I vaccini e le troppe polemiche su brevetti e difesa della proprietà intellettuale
Se usciremo dalla crisi del Covid, sarà per merito dei vaccini; quando ne usciremo, sarà grazie alla rapidità e all’efficacia della campagna di vaccinazione. Elementi da cui dipende – letteralmente – il nostro futuro. L’articolo di Silvio Garattini, pubblicato su « Il Sole 24 Ore » del 4 marzo, ne riconosce l’importanza e sollecita il governo a farne ulteriore provvista e a promuoverne la produzione in Italia.
Se abbiamo i vaccini così in fretta, se ne abbiamo di diversi tipi e se essi saranno presto disponibili in quantitativi sufficienti a immunizzare l’intera popolazione, è certamente dovuto non a una astratta scienza, ma alla concreta capacità dell’industria del farmaco, che si è avvalsa anche della collaborazione di alcuni governi. Insomma, è stato proprio il nostro mercato, caratterizzato dai requisiti della trasparenza e del controllo fondato sull’evidenza, ad avere successo.
La polemica sugli insufficienti livelli di consegna dei vaccini va temperata con il doveroso apprezzamento, che lo stesso Garattini ha espresso, per l’assunzione del rischio di produzioni anticipate rispetto al momento dell’approvazione da parte delle autorità. Non è un caso che il problema si proponga ancora di più per il vaccino di Stato russo che, se approvato, potrebbe aver bisogno di siti di produzione occidentali. Dei vaccini cinesi e dei loro processi di ricerca, sperimentazione e produzione non sappiamo per ora molto.
Semmai, la prospettiva di un prolungato periodo di vaccinazioni ripetute anche in relazione alle possibili mutazioni evidenzia la necessità di maggiori produzioni occidentali: è questo il principio alla base della strategia adottata dall’amministrazione americana e dalla Commissione europea.

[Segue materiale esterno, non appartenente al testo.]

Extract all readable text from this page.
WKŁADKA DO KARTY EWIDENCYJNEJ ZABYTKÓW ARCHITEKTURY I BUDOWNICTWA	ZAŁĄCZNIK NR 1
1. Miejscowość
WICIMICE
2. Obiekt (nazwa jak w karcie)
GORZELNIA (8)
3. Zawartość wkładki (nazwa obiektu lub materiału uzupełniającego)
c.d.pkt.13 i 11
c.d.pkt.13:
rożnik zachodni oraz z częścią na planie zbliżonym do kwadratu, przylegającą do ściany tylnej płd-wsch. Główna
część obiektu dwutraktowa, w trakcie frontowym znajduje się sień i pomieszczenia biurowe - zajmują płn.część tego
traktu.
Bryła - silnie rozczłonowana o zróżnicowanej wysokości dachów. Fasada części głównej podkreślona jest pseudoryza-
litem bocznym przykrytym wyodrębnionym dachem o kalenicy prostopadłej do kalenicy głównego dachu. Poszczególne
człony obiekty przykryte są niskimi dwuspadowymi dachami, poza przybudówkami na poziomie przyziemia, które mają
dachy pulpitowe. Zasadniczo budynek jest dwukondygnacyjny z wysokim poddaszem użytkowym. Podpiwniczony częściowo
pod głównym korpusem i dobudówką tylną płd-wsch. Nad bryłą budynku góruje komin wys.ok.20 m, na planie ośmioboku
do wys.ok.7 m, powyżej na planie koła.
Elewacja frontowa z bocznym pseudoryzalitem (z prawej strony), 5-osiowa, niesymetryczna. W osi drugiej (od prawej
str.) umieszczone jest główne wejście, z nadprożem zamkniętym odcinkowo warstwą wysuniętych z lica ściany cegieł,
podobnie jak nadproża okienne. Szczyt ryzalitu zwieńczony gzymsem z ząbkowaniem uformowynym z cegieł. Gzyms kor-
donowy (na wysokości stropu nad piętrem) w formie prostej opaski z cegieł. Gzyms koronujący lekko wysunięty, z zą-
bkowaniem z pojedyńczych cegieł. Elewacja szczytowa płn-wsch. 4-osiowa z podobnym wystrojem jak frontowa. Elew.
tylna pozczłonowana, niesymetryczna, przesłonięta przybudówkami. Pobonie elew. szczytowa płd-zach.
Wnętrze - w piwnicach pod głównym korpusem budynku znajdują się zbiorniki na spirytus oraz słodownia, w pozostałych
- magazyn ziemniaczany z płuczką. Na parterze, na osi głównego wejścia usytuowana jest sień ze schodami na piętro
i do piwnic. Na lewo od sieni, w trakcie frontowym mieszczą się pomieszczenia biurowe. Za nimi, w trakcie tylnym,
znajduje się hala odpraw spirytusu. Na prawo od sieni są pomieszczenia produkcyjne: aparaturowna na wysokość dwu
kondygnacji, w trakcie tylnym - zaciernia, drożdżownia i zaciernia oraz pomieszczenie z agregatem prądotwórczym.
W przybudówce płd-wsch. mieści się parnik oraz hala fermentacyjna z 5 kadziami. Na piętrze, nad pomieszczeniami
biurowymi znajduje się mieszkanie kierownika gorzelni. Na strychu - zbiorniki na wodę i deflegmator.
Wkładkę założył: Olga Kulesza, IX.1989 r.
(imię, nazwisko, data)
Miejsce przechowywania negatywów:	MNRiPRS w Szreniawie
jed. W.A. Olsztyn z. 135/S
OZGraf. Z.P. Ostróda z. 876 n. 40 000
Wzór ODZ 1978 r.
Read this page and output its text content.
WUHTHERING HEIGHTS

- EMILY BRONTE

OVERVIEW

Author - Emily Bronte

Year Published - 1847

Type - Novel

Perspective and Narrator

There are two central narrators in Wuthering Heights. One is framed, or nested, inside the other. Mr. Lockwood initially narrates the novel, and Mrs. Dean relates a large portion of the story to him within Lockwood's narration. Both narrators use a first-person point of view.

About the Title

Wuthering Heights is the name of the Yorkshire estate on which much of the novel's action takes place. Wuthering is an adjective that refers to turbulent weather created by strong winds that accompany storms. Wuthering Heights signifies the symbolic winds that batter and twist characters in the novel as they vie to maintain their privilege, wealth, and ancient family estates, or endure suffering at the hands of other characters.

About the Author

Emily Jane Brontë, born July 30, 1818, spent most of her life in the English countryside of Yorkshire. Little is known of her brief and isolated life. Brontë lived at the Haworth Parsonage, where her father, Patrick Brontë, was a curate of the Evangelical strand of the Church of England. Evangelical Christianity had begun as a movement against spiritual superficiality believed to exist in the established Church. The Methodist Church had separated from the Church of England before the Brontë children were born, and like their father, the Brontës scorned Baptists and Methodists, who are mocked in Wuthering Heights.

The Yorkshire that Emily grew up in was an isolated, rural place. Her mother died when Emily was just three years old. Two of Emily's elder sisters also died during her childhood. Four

Lo stesso governo italiano, come hanno certificato le recenti riunioni col ministro Giorgetti, ha riconosciuto quanto sia indispensabile e strategico il contributo dell’industria.
La produzione dei vaccini richiede percorsi complessi per le doverose garanzie di qualità, per le tecnologie di processo indispensabili, per gli stessi luoghi fisici che le devono ospitare, per le altissime competenze dei tecnici e dei lavoratori coinvolti. Solo poche aziende potranno accelerare in Europa i tempi necessari a causa della loro situazione di partenza che può consentire limitate conversioni senza trascurare la continuità di produzione di farmaci salvavita altrettanto indispensabili.
Alla luce di tutto questo, una cosa possiamo dire con certezza: la proprietà intellettuale non rappresenta un ostacolo, tanto che i titolari delle licenze hanno dato disponibilità a concederle nei confronti dei siti produttivi adeguati. Proprio per questo le polemiche sulla proprietà intellettuale sono due volte dannose: da un lato mettono nel mirino un problema inesistente, distraendo l’opinione pubblica e la politica dalle questioni reali e concrete; dall’altro mettono in discussione, in modo disordinato, un sistema che ha consentito all’industria farmaceutica di trovarsi pronta di fronte alla sfida del virus. Tant’è che in Europa abbiamo già tre vaccini autorizzati, un quarto in arrivo, e in prospettiva altri ancora. Dovremmo quindi individuare gli strumenti per promuovere la realizzazione di ulteriore capacità produttiva in modo da garantire volumi adeguati a raggiungere l’immunizzazione sia nel mondo sviluppato, sia in quello in via di sviluppo. I governi occidentali giocano qui un ruolo essenziale, visto il contributo che possono dare non solo in termini finanziari, ma anche di velocizzazione di tutte le procedure autorizzative.
Il confronto tra il governo italiano e Farmindustria si è avviato sotto i migliori auspici e già sono state individuate concrete ipotesi di lavoro da verificare con sobrietà senza facili, ma irresponsabili promesse. L’industria del farmaco in Italia è composta di aziende di varia dimensione, composizione azionaria, radicamento nazionale. Tutte hanno accolto l’appello a concorrere, secondo il modello del salvataggio di Dunkerque, alla salute dei cittadini italiani secondo un approccio olistico di breve come di medio- lungo periodo. La condivisione dei percorsi di ricerca tra governo e industria rimane la via maestra per affrontare le nuove sfide per la nostra salute, a cominciare da quelle pandemiche che hanno ormai un carattere sempre più strutturale.
Le nostre imprese vogliono continuare a dare risposte con fatti concreti e non semplicemente a parole.